If this is all confusing, let me try to explain it a different way. Imagine buying a $400 robot to neatly squish Capri Sun Juices pouch into a glass for you, and then keeping that robot on a retainer to squish more Capri Sun Juice for you. You could ask the robot nicely to squish a Minute Maid™ Cooler, or a Palmy™ for you, but he would have to decline. The robot will only squeeze Capri Sun and only if the Capri Sun is less than 8 days old and doesn’t have any outstanding warrants.

Juicero™ is basically that robot, the bastard child, I presume, of a star crossed Romeo-bot and  manic-pixie Juliet-bot,  tied to $120 million dollars in venture capital and a CEO who may or may not be a little light-headed from living in the heady fog of a perpetual juice cleanse.

Juicero™ has friends. Vogue™, InStyle™, and the venerated Goop™ magazine all have published chirpy delighted pieces singing the praises of a machine that delivers juice without the mess. (Hint: the mess still happens, just not in your home, which is probably the point.) Vogue, in particular, has gone the distance making the editorial decision to eschew any pictures of the product or its juice, instead posting a picture of pantless model with a plastic cup of juice that certainly was not provided by Juicero™. The picture is from 2010, which, by Juicero™ standards, is far too old to squeeze. (Think of that as a Juicero™ thumbs down.)

How is any of this better than a bottle of juice, like many of us dolts have been doing for all these years? I haven’t the foggiest idea.
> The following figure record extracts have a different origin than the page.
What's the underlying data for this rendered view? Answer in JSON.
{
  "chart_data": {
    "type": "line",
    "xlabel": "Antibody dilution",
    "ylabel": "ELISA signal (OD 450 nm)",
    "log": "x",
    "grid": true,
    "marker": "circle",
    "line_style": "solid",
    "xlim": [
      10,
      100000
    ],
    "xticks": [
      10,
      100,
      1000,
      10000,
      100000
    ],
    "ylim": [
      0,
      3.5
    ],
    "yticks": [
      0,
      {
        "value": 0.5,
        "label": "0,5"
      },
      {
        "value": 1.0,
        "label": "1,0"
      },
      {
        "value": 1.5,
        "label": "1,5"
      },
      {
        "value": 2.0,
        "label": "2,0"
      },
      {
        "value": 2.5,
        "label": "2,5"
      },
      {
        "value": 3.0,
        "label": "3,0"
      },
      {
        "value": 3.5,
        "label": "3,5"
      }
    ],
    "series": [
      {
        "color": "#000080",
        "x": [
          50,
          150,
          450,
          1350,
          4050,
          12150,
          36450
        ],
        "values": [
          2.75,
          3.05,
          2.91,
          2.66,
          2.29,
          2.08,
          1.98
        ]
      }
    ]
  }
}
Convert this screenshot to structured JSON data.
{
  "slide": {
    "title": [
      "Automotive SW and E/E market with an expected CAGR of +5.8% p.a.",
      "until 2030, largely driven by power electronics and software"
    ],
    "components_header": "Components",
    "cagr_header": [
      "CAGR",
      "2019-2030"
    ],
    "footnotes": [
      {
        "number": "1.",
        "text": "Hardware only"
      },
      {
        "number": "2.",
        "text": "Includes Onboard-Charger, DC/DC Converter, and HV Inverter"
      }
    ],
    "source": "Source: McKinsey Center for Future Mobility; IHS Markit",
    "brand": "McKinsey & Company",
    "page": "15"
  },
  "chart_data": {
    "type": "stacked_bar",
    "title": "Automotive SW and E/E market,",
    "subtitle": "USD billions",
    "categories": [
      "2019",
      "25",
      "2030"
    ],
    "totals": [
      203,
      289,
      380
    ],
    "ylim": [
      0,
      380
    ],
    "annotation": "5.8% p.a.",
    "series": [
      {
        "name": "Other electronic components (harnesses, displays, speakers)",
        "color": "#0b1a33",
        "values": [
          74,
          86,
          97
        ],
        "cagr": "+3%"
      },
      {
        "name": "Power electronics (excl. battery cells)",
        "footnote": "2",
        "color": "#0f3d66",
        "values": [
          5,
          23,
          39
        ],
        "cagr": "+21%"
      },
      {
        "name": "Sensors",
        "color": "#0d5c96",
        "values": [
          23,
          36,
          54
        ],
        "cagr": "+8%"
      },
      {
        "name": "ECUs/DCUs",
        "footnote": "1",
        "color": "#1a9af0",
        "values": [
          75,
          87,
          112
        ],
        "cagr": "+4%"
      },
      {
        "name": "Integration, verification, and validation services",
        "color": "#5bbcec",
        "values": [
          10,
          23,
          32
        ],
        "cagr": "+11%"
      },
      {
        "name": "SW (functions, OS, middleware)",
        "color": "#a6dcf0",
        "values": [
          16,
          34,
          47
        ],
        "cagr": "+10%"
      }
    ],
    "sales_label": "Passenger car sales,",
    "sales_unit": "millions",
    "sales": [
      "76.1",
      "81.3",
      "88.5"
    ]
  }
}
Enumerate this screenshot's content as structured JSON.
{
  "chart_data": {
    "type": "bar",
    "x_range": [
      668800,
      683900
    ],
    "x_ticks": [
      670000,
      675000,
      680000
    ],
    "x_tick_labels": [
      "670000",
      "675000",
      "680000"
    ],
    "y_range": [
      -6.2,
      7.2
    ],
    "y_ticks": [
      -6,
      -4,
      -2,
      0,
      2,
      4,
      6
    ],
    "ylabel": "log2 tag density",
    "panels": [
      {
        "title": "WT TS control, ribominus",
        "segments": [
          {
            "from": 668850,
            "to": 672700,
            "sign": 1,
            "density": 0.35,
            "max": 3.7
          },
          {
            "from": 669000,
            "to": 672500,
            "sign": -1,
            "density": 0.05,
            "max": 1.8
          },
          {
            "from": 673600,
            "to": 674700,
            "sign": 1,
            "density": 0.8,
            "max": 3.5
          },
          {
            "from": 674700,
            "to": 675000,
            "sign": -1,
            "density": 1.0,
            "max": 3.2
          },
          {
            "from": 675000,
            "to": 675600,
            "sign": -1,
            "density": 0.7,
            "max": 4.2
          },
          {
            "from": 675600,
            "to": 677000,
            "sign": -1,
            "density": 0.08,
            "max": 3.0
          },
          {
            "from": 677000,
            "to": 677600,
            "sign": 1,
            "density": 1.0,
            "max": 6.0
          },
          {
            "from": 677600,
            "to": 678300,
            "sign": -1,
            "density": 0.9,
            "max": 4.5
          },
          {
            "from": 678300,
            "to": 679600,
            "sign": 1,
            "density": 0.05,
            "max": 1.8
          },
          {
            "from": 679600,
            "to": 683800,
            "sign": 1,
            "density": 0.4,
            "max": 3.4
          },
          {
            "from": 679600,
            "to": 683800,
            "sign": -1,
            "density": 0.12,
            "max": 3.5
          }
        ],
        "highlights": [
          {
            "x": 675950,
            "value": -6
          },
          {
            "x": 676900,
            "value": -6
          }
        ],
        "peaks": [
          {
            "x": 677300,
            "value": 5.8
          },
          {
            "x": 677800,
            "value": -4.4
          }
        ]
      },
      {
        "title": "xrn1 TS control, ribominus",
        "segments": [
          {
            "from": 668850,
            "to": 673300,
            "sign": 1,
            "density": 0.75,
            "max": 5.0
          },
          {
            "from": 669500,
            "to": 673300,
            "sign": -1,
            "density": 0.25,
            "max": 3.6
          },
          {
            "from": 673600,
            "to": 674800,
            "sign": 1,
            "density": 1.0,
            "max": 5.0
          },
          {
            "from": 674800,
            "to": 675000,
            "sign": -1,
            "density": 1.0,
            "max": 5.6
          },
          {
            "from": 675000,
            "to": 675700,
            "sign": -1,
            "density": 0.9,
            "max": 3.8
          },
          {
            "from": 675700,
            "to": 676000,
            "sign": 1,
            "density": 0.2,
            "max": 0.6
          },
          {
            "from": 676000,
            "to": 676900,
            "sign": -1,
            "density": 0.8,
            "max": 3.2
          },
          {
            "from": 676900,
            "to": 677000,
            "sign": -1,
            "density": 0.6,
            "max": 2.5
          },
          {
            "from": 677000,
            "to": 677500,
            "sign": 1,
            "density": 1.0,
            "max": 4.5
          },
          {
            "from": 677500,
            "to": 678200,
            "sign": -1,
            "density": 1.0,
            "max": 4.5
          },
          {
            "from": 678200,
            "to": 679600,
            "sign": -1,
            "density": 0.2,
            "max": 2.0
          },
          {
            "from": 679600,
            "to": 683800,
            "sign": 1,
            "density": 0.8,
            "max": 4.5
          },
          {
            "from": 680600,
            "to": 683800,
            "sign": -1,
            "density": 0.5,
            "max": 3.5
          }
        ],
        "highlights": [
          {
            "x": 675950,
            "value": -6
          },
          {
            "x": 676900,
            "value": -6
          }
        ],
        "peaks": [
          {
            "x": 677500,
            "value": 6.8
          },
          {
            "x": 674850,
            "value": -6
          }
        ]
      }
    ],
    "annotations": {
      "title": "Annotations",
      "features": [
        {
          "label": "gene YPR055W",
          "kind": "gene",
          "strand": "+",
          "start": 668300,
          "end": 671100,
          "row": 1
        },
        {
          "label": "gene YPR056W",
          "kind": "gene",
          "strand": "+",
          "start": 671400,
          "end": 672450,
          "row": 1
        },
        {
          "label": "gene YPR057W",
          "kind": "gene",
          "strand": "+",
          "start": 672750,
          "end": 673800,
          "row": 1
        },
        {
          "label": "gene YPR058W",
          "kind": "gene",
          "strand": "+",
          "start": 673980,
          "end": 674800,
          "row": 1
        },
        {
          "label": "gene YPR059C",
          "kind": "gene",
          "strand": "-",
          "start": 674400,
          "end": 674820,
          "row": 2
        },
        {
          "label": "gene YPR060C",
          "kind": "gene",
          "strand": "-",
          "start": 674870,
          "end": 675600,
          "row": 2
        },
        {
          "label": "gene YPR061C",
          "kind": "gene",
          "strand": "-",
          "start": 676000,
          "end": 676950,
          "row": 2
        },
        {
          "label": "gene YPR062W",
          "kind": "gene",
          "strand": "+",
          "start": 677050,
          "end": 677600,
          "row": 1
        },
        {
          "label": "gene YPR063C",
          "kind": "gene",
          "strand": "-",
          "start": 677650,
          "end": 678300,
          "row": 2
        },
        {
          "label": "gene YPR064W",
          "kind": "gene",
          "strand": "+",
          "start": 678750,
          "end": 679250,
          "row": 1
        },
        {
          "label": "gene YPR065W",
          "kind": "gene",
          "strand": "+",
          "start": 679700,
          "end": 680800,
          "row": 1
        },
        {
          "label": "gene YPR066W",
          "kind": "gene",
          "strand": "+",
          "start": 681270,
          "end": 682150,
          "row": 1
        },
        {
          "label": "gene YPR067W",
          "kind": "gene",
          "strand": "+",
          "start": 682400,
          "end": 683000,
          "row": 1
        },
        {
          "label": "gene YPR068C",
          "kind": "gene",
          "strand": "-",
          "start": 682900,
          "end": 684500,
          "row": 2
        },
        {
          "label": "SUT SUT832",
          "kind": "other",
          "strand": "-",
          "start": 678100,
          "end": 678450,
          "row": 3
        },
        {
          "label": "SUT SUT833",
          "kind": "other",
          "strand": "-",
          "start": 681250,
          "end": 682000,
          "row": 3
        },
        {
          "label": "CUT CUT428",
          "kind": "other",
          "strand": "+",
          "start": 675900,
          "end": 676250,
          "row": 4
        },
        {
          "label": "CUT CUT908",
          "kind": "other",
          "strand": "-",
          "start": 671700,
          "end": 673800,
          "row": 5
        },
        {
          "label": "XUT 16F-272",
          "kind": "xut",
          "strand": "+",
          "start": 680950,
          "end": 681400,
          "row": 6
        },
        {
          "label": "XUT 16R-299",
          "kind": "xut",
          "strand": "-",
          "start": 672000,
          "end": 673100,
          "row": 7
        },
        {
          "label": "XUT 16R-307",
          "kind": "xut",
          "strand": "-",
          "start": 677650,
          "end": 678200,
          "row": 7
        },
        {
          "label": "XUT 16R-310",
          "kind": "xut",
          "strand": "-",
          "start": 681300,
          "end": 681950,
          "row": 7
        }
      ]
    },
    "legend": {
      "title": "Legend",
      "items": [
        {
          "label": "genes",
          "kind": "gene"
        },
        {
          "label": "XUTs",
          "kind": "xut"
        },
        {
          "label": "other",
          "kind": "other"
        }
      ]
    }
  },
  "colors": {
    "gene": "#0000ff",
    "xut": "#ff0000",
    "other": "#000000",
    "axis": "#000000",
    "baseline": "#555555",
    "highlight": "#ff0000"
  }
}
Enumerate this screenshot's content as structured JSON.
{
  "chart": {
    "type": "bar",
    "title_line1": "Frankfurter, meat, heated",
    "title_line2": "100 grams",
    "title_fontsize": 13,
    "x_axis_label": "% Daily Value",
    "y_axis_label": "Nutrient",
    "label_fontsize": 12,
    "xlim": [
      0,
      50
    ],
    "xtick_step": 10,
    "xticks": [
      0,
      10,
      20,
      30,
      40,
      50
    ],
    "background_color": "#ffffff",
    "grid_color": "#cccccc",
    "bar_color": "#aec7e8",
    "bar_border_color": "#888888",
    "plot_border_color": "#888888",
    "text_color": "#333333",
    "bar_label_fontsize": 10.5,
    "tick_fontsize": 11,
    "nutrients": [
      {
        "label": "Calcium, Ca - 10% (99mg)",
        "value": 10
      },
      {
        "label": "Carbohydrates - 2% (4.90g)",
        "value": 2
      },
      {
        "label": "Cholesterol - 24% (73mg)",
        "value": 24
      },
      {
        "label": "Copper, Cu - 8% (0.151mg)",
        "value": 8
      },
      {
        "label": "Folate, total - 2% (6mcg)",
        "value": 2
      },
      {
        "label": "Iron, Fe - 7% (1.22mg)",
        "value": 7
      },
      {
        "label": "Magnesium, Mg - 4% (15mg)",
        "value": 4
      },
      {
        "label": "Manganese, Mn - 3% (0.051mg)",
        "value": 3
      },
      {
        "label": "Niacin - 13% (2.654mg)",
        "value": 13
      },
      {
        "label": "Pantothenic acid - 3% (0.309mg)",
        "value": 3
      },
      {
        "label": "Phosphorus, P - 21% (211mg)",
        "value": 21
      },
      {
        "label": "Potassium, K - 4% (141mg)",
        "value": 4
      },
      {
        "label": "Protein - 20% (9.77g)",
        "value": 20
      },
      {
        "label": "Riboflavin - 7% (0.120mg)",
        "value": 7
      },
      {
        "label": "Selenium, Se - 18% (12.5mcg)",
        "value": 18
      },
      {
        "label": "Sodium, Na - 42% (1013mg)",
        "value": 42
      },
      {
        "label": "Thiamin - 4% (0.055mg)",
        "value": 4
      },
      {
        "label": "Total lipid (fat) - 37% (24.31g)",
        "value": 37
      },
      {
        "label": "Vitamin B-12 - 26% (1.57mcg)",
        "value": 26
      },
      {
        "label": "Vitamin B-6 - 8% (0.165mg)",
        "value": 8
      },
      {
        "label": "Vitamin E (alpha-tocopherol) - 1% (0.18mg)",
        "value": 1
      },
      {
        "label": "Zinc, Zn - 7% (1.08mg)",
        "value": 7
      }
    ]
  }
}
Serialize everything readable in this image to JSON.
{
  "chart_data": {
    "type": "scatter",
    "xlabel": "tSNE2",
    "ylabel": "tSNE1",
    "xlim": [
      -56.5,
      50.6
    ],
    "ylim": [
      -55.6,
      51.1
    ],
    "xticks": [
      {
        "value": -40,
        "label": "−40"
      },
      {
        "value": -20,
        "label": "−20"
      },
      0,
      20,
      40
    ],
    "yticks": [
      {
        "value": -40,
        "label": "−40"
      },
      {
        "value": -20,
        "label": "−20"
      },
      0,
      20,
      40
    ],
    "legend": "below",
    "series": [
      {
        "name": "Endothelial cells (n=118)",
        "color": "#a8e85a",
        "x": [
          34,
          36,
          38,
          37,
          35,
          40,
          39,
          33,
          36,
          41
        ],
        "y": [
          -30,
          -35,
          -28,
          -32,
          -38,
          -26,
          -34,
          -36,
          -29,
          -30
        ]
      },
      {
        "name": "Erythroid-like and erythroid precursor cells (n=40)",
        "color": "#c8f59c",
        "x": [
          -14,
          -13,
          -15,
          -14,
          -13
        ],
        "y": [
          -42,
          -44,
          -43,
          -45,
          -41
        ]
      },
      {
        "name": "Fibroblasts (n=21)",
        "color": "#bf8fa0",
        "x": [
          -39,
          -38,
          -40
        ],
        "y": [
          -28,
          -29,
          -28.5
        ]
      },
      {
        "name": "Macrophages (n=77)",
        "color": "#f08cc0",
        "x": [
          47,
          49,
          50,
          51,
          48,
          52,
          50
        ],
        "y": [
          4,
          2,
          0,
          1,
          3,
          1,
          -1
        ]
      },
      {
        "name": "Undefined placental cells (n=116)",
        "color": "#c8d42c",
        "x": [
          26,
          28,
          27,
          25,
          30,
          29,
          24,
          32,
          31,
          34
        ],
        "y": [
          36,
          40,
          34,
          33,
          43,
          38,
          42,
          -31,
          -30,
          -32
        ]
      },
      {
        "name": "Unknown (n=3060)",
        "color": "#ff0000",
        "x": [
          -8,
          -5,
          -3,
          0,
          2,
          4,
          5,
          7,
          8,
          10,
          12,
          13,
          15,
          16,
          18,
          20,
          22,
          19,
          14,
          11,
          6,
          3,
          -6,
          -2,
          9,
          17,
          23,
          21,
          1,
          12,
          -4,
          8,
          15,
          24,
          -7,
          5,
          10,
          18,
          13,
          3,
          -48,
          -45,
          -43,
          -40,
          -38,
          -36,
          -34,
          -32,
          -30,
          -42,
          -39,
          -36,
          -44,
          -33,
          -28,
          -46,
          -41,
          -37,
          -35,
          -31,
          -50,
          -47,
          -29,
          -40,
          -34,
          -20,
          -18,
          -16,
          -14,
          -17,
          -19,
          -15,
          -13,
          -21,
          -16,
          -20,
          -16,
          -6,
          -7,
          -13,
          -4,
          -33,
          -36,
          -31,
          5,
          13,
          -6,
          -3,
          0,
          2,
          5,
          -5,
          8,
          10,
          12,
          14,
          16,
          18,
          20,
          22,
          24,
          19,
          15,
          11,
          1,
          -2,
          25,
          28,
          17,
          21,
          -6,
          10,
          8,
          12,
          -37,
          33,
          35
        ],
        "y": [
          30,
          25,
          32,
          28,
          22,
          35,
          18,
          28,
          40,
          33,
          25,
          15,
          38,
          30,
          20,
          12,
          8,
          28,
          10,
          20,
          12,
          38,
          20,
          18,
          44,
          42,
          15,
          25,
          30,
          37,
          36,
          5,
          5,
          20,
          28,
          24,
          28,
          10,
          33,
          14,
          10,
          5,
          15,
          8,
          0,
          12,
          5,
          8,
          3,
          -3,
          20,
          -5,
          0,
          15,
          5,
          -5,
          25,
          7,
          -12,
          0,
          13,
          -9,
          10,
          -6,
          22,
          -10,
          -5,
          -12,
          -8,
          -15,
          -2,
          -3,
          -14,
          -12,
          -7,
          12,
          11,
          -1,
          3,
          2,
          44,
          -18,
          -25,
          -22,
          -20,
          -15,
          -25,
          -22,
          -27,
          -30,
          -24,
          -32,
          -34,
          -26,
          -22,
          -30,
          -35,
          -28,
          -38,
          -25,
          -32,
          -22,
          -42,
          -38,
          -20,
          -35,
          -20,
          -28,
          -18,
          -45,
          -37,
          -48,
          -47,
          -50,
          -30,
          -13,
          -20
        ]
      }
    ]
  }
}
I suppose, in theory, it could taste better, but without compelling evidence I’m not inclined to believe. It really feels like nonsense — nonsense people have sunk a lot of money into.

What qualifies me to comment on a juicer I’ve never met used? I like juice. I’ve been drinking juice since I was a baby. I’ve had fresh juice and stale juice, and a Mexican fruit water near a pyramid that was better than any juice I’ve ever had. Could Juicero’s™ juice be better than fresh Mexican Pyramid juice? No. It can’t be. But perhaps my better qualification is as a writer who has spent a lot of time thinking about where we humans end up when we use proprietary technologies that can lock us out of being nourished. These kinds of stories don’t go anywhere good.

Perhaps Juicero™ is not about the juice  Maybe Juicero™ is about process, not product — about squeezing, not what is squeezed forth. Maybe we shouldn’t focus on the destination, but the journey instead — the crushingly absurd overpriced journey.